About 450 miles to the west of Las Cruces, city planners in San Angelo, Texas, have already glimpsed their future and are weighing how to respond. The city of 100,000 had 100 days above 100°F in 2011, an outlandishly hot year for the city. But that outlandishly hot summer could be routine if carbon pollution isn’t curbed. San Angelo is projected to have 110 days above 100°F by 2100. That’s the equivalent of running from the beginning of May through the end of September with daily temperatures near triple digits (to make matters worse, 39 of those days are projected to top out at 110°F or higher).
That makes the job of city planners in cities like San Angelo that much more important. When AJ Fawver, a city planner, convened a series of meetings to discuss how extreme weather affected basic city functions, managers were skeptical about why they were in the room together.
“Initially there was a feeling it only affects certain types of people,” Fawver said. “But really it affects everyone. You could see that as we went around the room” she said, rattling off how firefighters, road crews, utility workers and even the human resources department found they shared more heat-related woes than they first thought.
Weighing the impacts heat is already having on San Angelo makes the climate projections of what comes next all the more sobering. Climate scientist Katharine Hayhoe made the three-hour trip down from Texas Tech to talk with the group about what the future holds if carbon pollution isn’t curtailed. The findings painted a picture of relentless heat that will change the way the city functions and people live their daily lives.
“That was a reality check,” Fawver said. “People started thinking about their children and grandchildren and remembering how dreadful that summer was. Then it really hit home.”
San Angelo hasn’t yet decided how to tackle the hotter future that awaits it.
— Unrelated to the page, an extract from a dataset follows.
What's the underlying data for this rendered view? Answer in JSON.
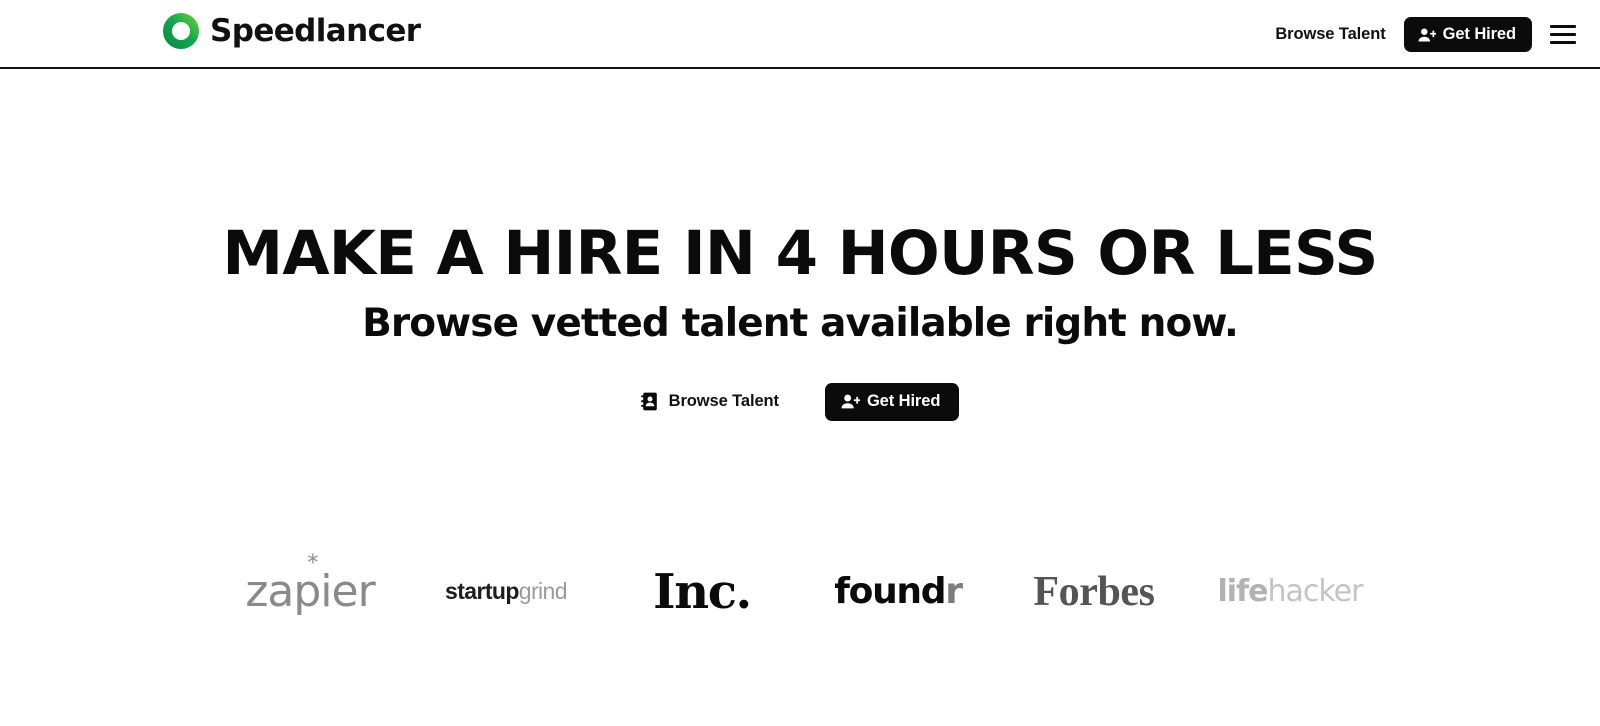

But in a county where climate change isn’t a front-burner topic like it is in New York, the conversation is a major first step.
“The idea of climate change is still very controversial for some folks,” said Fawver, who is now the planning director in Amarillo, Texas. “There are people that just don’t want to have that discussion, people that question the science, a whole host of reasons why people want to avoid a conversation. But generally when we try to avoid a conversation, it’s a conversation that’s imperative to have.”